But when those figures are not adjusted, the raw data from the Bureau of Labor Statistics shows that businesses increase hiring and business activity two times a year, in the summer with a peak in June and for the holidays, cresting in November. Regardless of how the broader economy is faring, January is always a low point for business activity.

But knowing what the statistics say and managing a business with a small window for profit are two different things. There is little margin for error. Here are some tips from small business owners who depend on the seasons.

Preparation is key. Helen Yarmak, a high-end fur designer, said her selling season stretched from a few weeks before Thanksgiving to Valentine’s Day. To get clients interested in her new designs, she invites them to her studio in Milan during the summer.

But with her business, much of the preparation is based on the availability of top pelts. For example, she said she spent years buying the 80 sable pelts that went into a single coat, which she is selling for 450,000 euros (about $528,000).

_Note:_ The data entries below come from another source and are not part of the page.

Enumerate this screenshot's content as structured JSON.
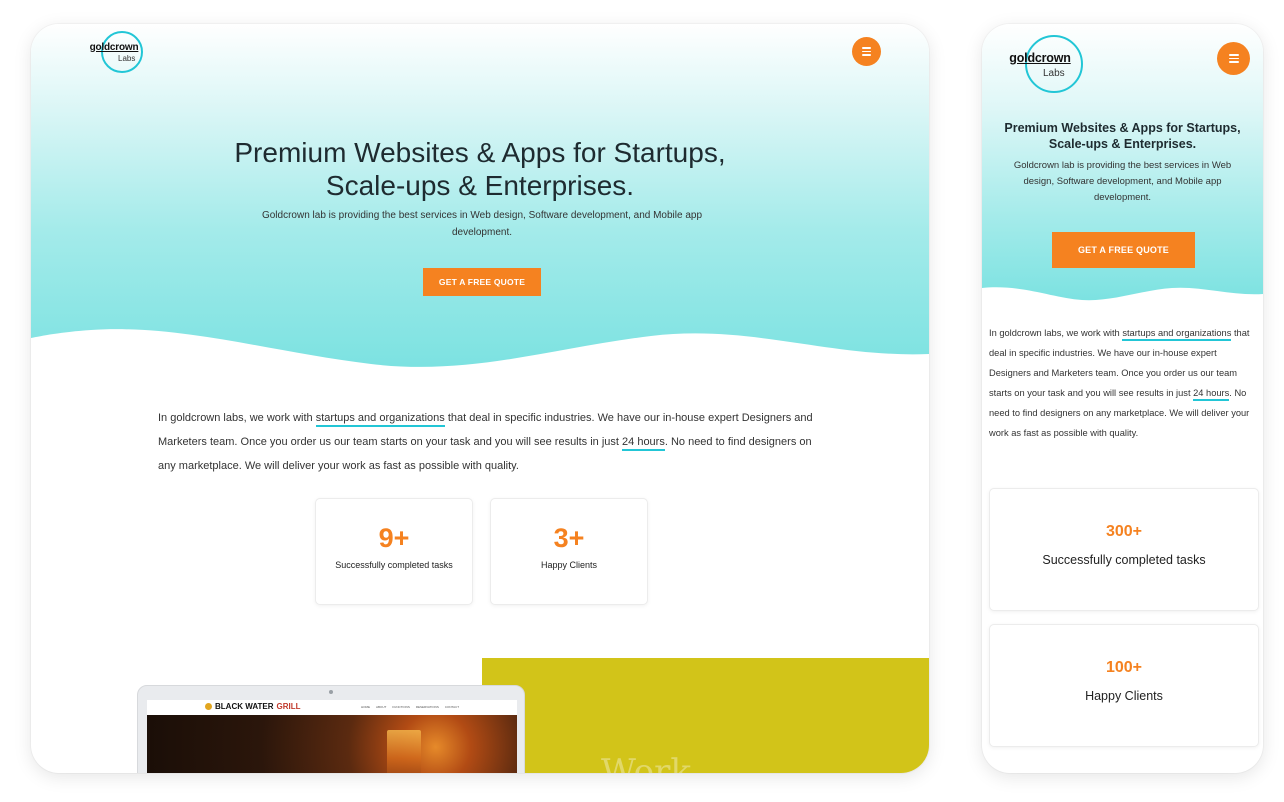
{
  "colors": {
    "accent": "#f58220",
    "teal": "#22c6d6",
    "hero_gradient_end": "#7fe3e2",
    "work_block": "#d2c419"
  },
  "logo": {
    "word": "goldcrown",
    "sub": "Labs"
  },
  "menu_icon": "hamburger-icon",
  "hero": {
    "title_line1": "Premium Websites & Apps for Startups,",
    "title_line2": "Scale-ups & Enterprises.",
    "mobile_title": "Premium Websites & Apps for Startups, Scale-ups & Enterprises.",
    "subtitle": "Goldcrown lab is providing the best services in Web design, Software development, and Mobile app development.",
    "cta": "GET A FREE QUOTE"
  },
  "intro": {
    "part1": "In goldcrown labs, we work with ",
    "highlight1": "startups and organizations",
    "part2": " that deal in specific industries. We have our in-house expert Designers and Marketers team. Once you order us our team starts on your task and you will see results in just ",
    "highlight2": "24 hours",
    "part3": ". No need to find designers on any marketplace. We will deliver your work as fast as possible with quality."
  },
  "desktop_stats": [
    {
      "value": "9+",
      "label": "Successfully completed tasks"
    },
    {
      "value": "3+",
      "label": "Happy Clients"
    }
  ],
  "mobile_stats": [
    {
      "value": "300+",
      "label": "Successfully completed tasks"
    },
    {
      "value": "100+",
      "label": "Happy Clients"
    }
  ],
  "portfolio": {
    "site_name_part1": "BLACK WATER",
    "site_name_part2": "GRILL",
    "nav_links": [
      "HOME",
      "ABOUT",
      "FUNCTIONS",
      "RESERVATIONS",
      "CONTACT"
    ],
    "work_heading": "Work"
  }
}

“It can take a long time to collect sables,” she said.

Cielo and Philip Masters, mother and son owners of Craftmasters on Nantucket, Mass., a store that has been operating on the island since 1976, spend the winters making their signature belts, knowing they will have no time to make them during the summer. They also work with their artisans to produce perennial favorites, like accessories with scrimshaw on them.


The SnoHub app, which Mr. Albis has called “the Uber of snowplowing.”

Roger Kisby for The New York Times

“We prepare for things that are staples, but every year, there are going to be different things that are popular,” Mr. Masters said.

That’s where adaptability comes in. Mr. Masters said that they make or order products during the off season, but they are careful not to order too much of anything new.

“In July, we try to catch on to a trend,” he said. “We have to be really careful about how we see the trends.”

Adapt to clients. At risk in missing a trend, of course, is the financial viability of the store. That adaptability can mean accommodating a client outside of normal business hours.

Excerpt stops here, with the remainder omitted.